Q4 FHFA HPI update
FHFA’s HPI index is our best source for overall market appreciation data. The dilemma, the data is very delayed. We now have Q4 2025 data, although it would include some sales that went under contract as early as in September 2025. So, we can use this data to see where we’ve been, but the data to show the most recent changes to the market really won’t show up until this fall. So, with those caveats, here is the Q4 FHFA HPI Data.
From the most recent HPI report – U.S. house prices rose 1.8 percent between the fourth quarter of 2024 and the fourth quarter of 2025, according to the U.S. Federal Housing (FHFA) House Price Index (FHFA HPI®). House prices for the fourth quarter of 2025 rose 0.8 percent compared to the third quarter of 2025. FHFA’s seasonally adjusted monthly index for December rose 0.1 percent from November.
Significant Findings
· Nationally, the U.S. housing market has experienced positive annual appreciation each quarter since the start of 2012.
· House prices rose in 41 states between the fourth quarter of 2024 and the fourth quarter of 2025. The five states with the highest annual appreciation were 1) North Dakota, 6.4 percent; 2) Delaware, 6.3 percent; 3) Illinois, 6.1 percent; 4) Wisconsin, 5.7 percent; and 5) Michigan, 5.5 percent. House prices were down in nine states and the District of Columbia. Florida experienced the most significant price decline at 2.7 percent.
· House prices rose in 66 of the 100 largest metropolitan areas over the previous four quarters. The annual price increase was the greatest in Allentown-Bethlehem-Easton, PA-NJ at 8.9 percent. The metropolitan area that experienced the most significant price decline was Cape Coral-Fort Myers, FL at 9.1 percent.
· Six of the nine census divisions had positive house price changes year-over-year. The East North Central division recorded the strongest appreciation, posting a 5.0 percent increase from the fourth quarter of 2024 to the fourth quarter of 2025. The Mountain division recorded a 0.2 percent decline.
· Trends in the Top 100 Metropolitan Statistical Areas are available in our interactive dashboard: https://www.fhfa.gov/DataTools/Tools/Pages/FHFA-HPI-Top-100-Metro-Area-Rankings.aspx. The first tab displays rankings while the second tab offers charts.

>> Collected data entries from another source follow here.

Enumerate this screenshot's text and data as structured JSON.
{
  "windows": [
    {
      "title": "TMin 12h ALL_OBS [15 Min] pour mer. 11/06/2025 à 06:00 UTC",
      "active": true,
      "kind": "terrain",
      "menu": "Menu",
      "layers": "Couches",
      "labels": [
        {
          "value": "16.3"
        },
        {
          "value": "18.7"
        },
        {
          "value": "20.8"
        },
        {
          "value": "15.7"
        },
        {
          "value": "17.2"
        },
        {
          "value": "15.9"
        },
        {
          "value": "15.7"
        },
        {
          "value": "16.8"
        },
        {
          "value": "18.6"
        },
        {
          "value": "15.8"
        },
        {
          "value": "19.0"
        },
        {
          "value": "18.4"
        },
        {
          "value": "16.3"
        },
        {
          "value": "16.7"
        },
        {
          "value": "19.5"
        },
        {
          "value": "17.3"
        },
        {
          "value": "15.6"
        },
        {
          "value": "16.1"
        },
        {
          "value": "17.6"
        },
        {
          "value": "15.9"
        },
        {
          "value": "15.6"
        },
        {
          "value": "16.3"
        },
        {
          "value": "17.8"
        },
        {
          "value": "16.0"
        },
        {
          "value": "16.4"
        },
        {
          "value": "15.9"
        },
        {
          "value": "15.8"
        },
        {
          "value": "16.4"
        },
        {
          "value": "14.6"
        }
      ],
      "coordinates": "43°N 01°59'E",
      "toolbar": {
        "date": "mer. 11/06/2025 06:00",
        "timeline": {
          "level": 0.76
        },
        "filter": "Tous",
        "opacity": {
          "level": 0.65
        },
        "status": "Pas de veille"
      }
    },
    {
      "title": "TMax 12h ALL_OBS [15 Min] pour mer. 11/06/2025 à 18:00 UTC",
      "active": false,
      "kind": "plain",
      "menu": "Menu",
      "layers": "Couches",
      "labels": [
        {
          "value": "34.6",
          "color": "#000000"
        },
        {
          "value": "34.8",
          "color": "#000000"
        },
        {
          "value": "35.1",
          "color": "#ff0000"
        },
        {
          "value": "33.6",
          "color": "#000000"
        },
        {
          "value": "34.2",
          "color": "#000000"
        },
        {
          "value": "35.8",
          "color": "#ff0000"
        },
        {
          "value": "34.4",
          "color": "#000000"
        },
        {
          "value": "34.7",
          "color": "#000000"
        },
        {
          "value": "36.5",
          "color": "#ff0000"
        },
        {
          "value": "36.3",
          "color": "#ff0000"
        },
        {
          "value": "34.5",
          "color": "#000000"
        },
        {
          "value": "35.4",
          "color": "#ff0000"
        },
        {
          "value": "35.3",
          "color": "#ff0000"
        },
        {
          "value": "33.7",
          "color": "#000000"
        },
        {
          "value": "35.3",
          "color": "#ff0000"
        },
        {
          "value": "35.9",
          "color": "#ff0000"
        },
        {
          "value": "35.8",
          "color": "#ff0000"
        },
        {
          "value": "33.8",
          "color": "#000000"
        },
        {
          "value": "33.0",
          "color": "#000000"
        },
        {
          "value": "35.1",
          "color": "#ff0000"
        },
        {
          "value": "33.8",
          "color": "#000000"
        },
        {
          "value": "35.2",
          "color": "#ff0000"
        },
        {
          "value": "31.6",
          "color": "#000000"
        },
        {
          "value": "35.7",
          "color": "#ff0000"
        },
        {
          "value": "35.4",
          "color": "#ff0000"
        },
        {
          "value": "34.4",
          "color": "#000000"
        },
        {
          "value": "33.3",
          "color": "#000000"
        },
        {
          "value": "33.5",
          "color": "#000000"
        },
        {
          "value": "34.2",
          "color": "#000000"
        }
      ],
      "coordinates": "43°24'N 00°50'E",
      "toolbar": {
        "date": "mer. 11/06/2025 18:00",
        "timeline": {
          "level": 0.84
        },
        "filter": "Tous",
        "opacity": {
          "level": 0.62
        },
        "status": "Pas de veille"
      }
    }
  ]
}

Here’s a look at how these numbers played out for the MSA’s in Colorado compared to the 241 other MSA’s across the country (that made this report) and how Colorado compared to the other states plus the District of Columbia. Boulder County remained in 3rd place for appreciation since 1991 across the entire country. The chart below is sorted by the 1-year appreciation rankings. I’m usually surprised by some of the findings in this report and this one didn’t disappoint. I was surprised to see the unusual strength in the Grand Junction MSA over the last 12 months compared to the rest of the state. Also nice to see Boulder outperforming Denver again.
Colorado MSA FHFA HPI Data
Here is a graph comparing the annual appreciation rates for the Boulder MSA (all of Boulder County), the Denver MSA (the City and County of Denver, Arapahoe County, Jefferson County, Adams County, Douglas County, the City and County of Broomfield, Elbert County, Park County, Clear Creek County, and Gilpin County) and the US. The Boulder and Denver MSAs have been underperforming the national average for a few years now. This is probably correlated with our recent lower in-migration rates as a state.
The national map, color coded by appreciation over the preceding 12 months.
Q4 FHFA HPI Appreciation map
As always, this data is delayed and I think most would agree the next report, not due till May and showing the first numbers from 2026, will be an interesting read, both nationally and locally. Spring is coming, although it feels like summer already. The market has had its typical stronger spring activity and we’ll have to watch and wait to see if that is sustainable.